Minimization over Nonconvex Sets

Abstract

Minimum norm problems consist of finding the distance of a closed subset of a normed space to the origin. Usually, the given closed subset is also asked to be convex, thus resulting in a convex minimum norm problem. There are plenty of techniques and algorithms to compute the distance of a closed convex set to the origin, which mostly exist in the Hilbert space setting. In this manuscript, we consider nonconvex minimum norm problems that arise from Bioengineering and reformulate them in such a way that the solution to their reformulation is already known.

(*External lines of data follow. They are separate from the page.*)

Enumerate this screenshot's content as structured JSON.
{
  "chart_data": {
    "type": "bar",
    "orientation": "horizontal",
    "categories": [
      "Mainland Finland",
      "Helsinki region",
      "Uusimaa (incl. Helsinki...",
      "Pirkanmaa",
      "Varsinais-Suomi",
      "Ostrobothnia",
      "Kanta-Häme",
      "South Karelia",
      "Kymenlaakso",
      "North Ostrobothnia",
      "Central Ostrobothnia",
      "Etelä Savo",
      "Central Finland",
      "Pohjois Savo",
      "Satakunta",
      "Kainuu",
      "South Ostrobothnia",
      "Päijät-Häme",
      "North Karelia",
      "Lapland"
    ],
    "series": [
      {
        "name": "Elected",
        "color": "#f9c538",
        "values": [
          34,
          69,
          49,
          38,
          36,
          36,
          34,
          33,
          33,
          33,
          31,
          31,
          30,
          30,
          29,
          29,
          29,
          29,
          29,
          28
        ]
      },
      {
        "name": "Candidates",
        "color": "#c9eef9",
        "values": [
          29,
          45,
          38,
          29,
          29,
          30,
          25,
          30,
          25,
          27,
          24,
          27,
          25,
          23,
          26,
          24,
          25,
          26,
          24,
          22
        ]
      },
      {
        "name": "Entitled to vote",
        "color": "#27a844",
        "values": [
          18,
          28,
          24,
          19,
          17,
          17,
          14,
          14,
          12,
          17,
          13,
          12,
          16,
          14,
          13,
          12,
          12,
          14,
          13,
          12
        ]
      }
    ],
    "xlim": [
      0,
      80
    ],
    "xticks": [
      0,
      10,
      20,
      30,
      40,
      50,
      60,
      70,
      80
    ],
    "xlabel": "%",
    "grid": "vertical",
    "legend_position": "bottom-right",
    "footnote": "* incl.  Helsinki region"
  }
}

In particular, we tackle the problem of min∥x∥ subject to ∥Rk(x)∥ ≥ ak for k = 1,…,l, where x∈X and Rk:X→Y are continuous linear operators between real normed spaces X,Y, and ak > 0 for k = 1,…,l. Notice that the region of constraints of the previous problem is neither convex nor balanced. However, it is additively symmetric, which is also the case for the objective function, due to the properties satisfied by norms, which makes possible the analytic resolution of such a nonconvex minimization. The recent literature shows that the design of optimal coils for electronics applications can be achieved by solving problems like this. However, in this work, we apply our analytical solutions to design an optimal coil for an electromagnetic sensor.